Les abords des voies pavées et les ruelles de la ville de Cotonou servent de dépotoir d’ordures pour les ménages. Le phénomène prend d’ampleur et interpelle non seulement les citoyens mais aussi et surtout les autorités municipales.

Le dépôt d’ordures ménagères le long des artères de la ville de Cotonou est devenu un fait courant depuis quelque temps. Un acte d’incivisme devenu une habitude sans aucune réaction de la part des autorités communales. L’on pouvait croire que Cotonou est débordée par les ordures. Les usagers de la route côtoient ces déchets qui sont déposés au niveau de certains carrefours et boulevards dans la ville de Cotonou au quotidien. Les ménages transforment ainsi des trottoirs réservés aux piétons en des dépotoirs d’ordures.

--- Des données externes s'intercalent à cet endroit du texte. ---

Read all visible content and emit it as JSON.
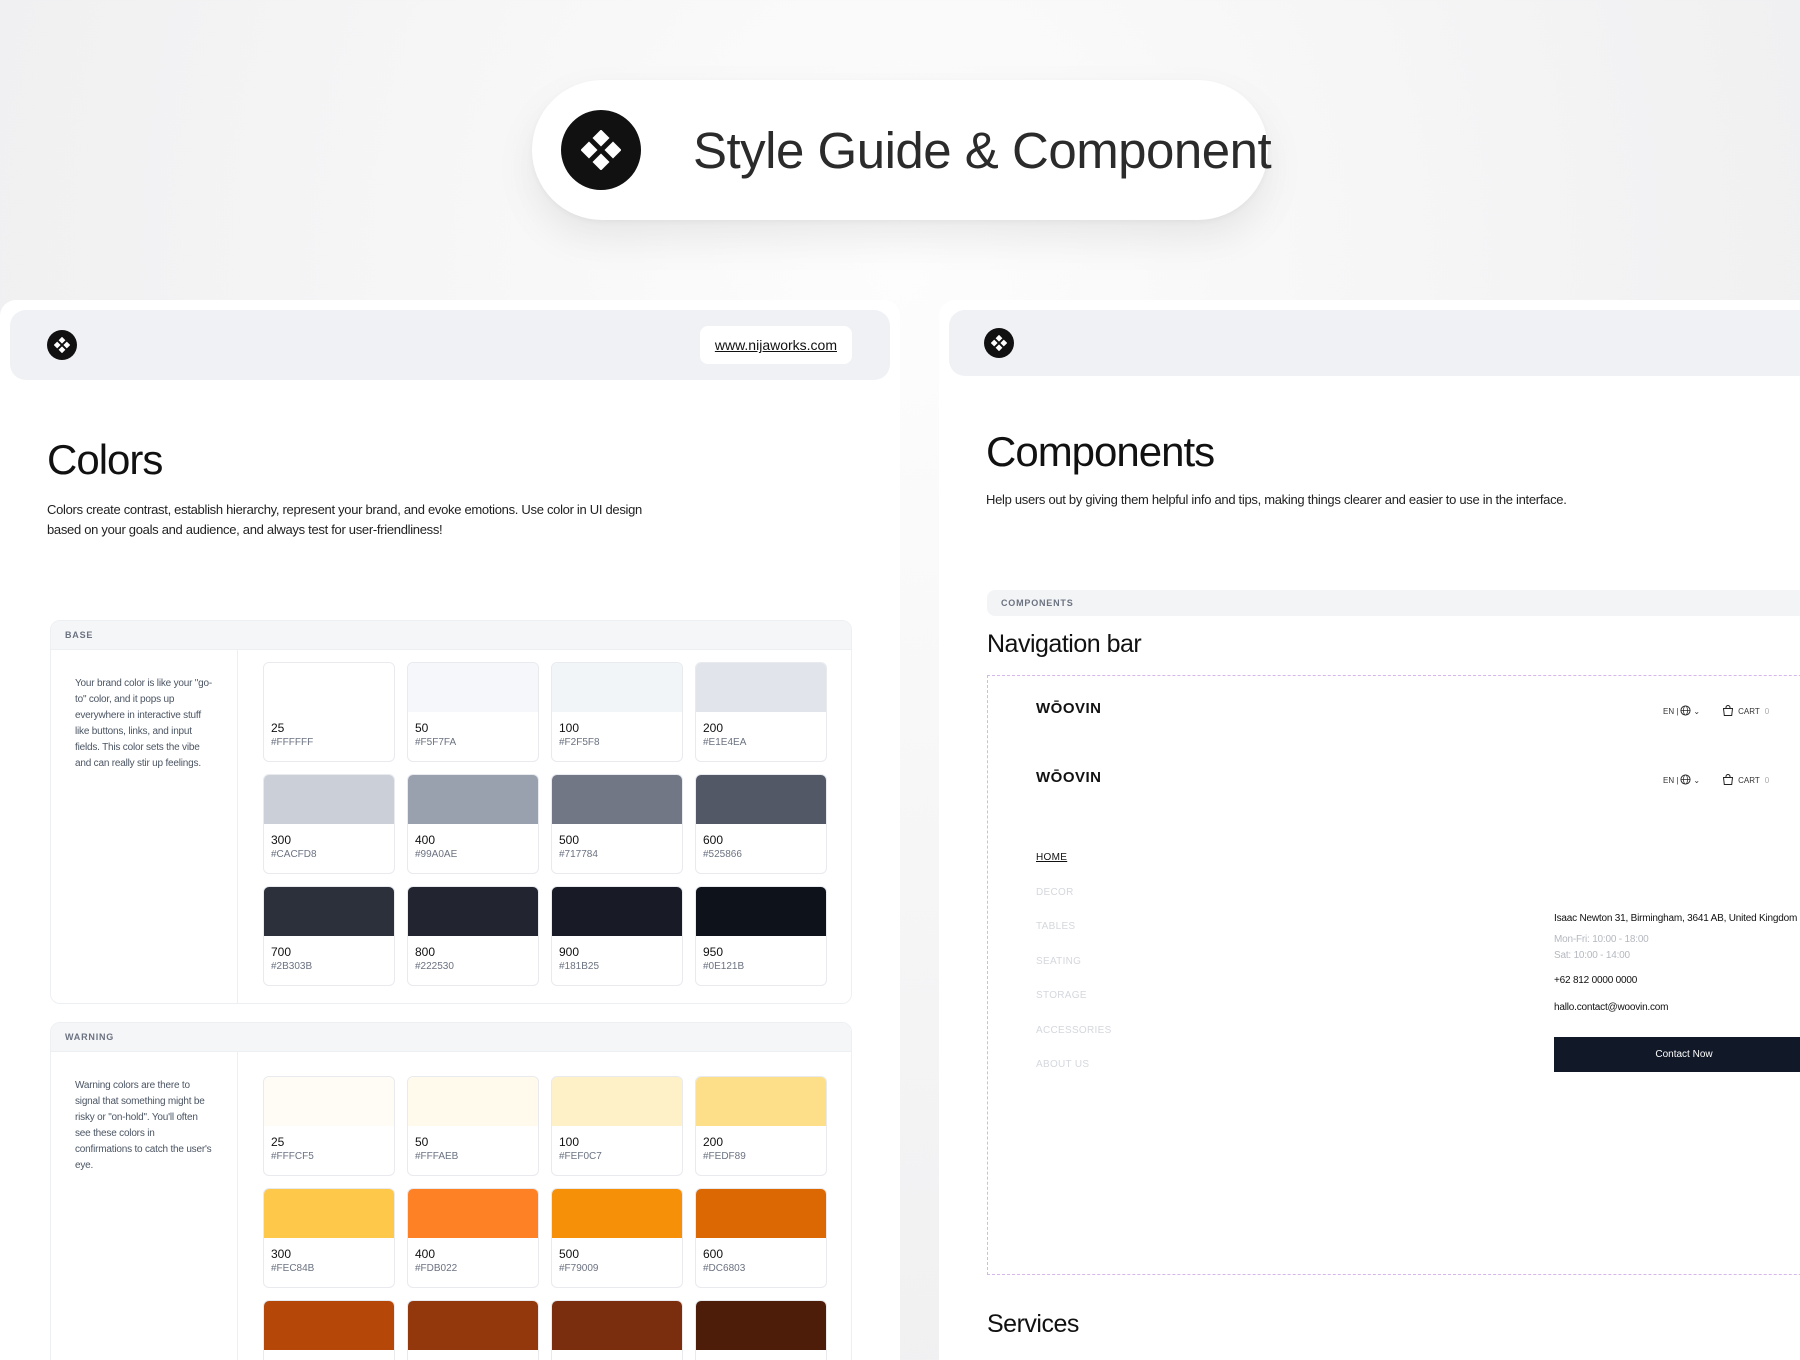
{
  "hero": {
    "title": "Style Guide & Component"
  },
  "colors_panel": {
    "url": "www.nijaworks.com",
    "title": "Colors",
    "description": "Colors create contrast, establish hierarchy, represent your brand, and evoke emotions. Use color in UI design based on your goals and audience, and always test for user-friendliness!",
    "base": {
      "heading": "BASE",
      "note": "Your brand color is like your \"go-to\" color, and it pops up everywhere in interactive stuff like buttons, links, and input fields. This color sets the vibe and can really stir up feelings.",
      "swatches": [
        {
          "shade": "25",
          "hex": "#FFFFFF"
        },
        {
          "shade": "50",
          "hex": "#F5F7FA"
        },
        {
          "shade": "100",
          "hex": "#F2F5F8"
        },
        {
          "shade": "200",
          "hex": "#E1E4EA"
        },
        {
          "shade": "300",
          "hex": "#CACFD8"
        },
        {
          "shade": "400",
          "hex": "#99A0AE"
        },
        {
          "shade": "500",
          "hex": "#717784"
        },
        {
          "shade": "600",
          "hex": "#525866"
        },
        {
          "shade": "700",
          "hex": "#2B303B"
        },
        {
          "shade": "800",
          "hex": "#222530"
        },
        {
          "shade": "900",
          "hex": "#181B25"
        },
        {
          "shade": "950",
          "hex": "#0E121B"
        }
      ]
    },
    "warning": {
      "heading": "WARNING",
      "note": "Warning colors are there to signal that something might be risky or \"on-hold\". You'll often see these colors in confirmations to catch the user's eye.",
      "swatches": [
        {
          "shade": "25",
          "hex": "#FFFCF5"
        },
        {
          "shade": "50",
          "hex": "#FFFAEB"
        },
        {
          "shade": "100",
          "hex": "#FEF0C7"
        },
        {
          "shade": "200",
          "hex": "#FEDF89"
        },
        {
          "shade": "300",
          "hex": "#FEC84B"
        },
        {
          "shade": "400",
          "hex": "#FDB022"
        },
        {
          "shade": "500",
          "hex": "#F79009"
        },
        {
          "shade": "600",
          "hex": "#DC6803"
        }
      ],
      "partial_row_colors": [
        "#B54708",
        "#93370D",
        "#7A2E0E",
        "#4E1D09"
      ]
    },
    "display_colors": {
      "warning_300": "#FEC84B",
      "warning_400": "#FF8126",
      "warning_500": "#F79009",
      "warning_600": "#DC6803"
    }
  },
  "components_panel": {
    "title": "Components",
    "description": "Help users out by giving them helpful info and tips, making things clearer and easier to use in the interface.",
    "section_label": "COMPONENTS",
    "nav_title": "Navigation bar",
    "brand": "WŌOVIN",
    "lang": "EN |",
    "cart": "CART",
    "cart_count": "0",
    "menu": [
      "HOME",
      "DECOR",
      "TABLES",
      "SEATING",
      "STORAGE",
      "ACCESSORIES",
      "ABOUT US"
    ],
    "address": "Isaac Newton 31, Birmingham, 3641 AB, United Kingdom",
    "hours_weekday": "Mon-Fri: 10:00 - 18:00",
    "hours_sat": "Sat: 10:00 - 14:00",
    "phone": "+62 812 0000 0000",
    "email": "hallo.contact@woovin.com",
    "cta": "Contact Now",
    "services_title": "Services"
  }
}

Un acte qui contraste avec les règles environnementales et l’assainissement du cadre de vie pour lequel se bat le gouvernement de la Rupture dont la vision est d’offrir un cadre de vie décent aux citoyens. L’engagement est ferme et se matérialise par les libérations des espaces publics occupés illégalement. Depuis lors, certains espaces sont aménagés mais d’autres sont en attente d’aménagement en jardin public prévu par le gouvernement. Certains ménages constituent une menace au cadre de vie par leurs actes à l’égard de l’écosystème. Ils participent par leurs actes à la pollution, indisposant de ce fait les habitants et autres usagers de la route. Des jets d’ordures dans tous les coins sans ménagement. De l’avenue du Canada en passant par Gbégamey, Fifadji, Cadjèhoun, Saint Cécile, Gbèdjromèdé…, la pollution a atteint son paroxysme.
La situation désole les usagers impuissants, qui interpellent les autorités. Devant un tas d’ordures disposées le long de la voie pavée menant du carrefour 5e Dimension au marché Gbégamey de Cotonou situé à quelques encablures du site de transfert des ordures réalisé grâce au Projet d’urgence de gestion environnementale en milieu urbain (Pugemu), Alpha Ismaïl, un riverain n’a pas pu contenir sa colère. « C’est de la responsabilité de l’Etat et des autorités municipales si les ordures sont déposées aux bords des pavés », s’écrie-t-il. Cela ne pouvait se passer ainsi si les riverains n’ont pas eu la caution de le faire, pense-t-il, avant de confier que l’acte crée la pollution et indispose les usagers de ce tronçon. Alpha Ismaïl estime que les riverains, présumés auteurs de ces actes d’incivisme, doivent se sentir gênés par leurs actes.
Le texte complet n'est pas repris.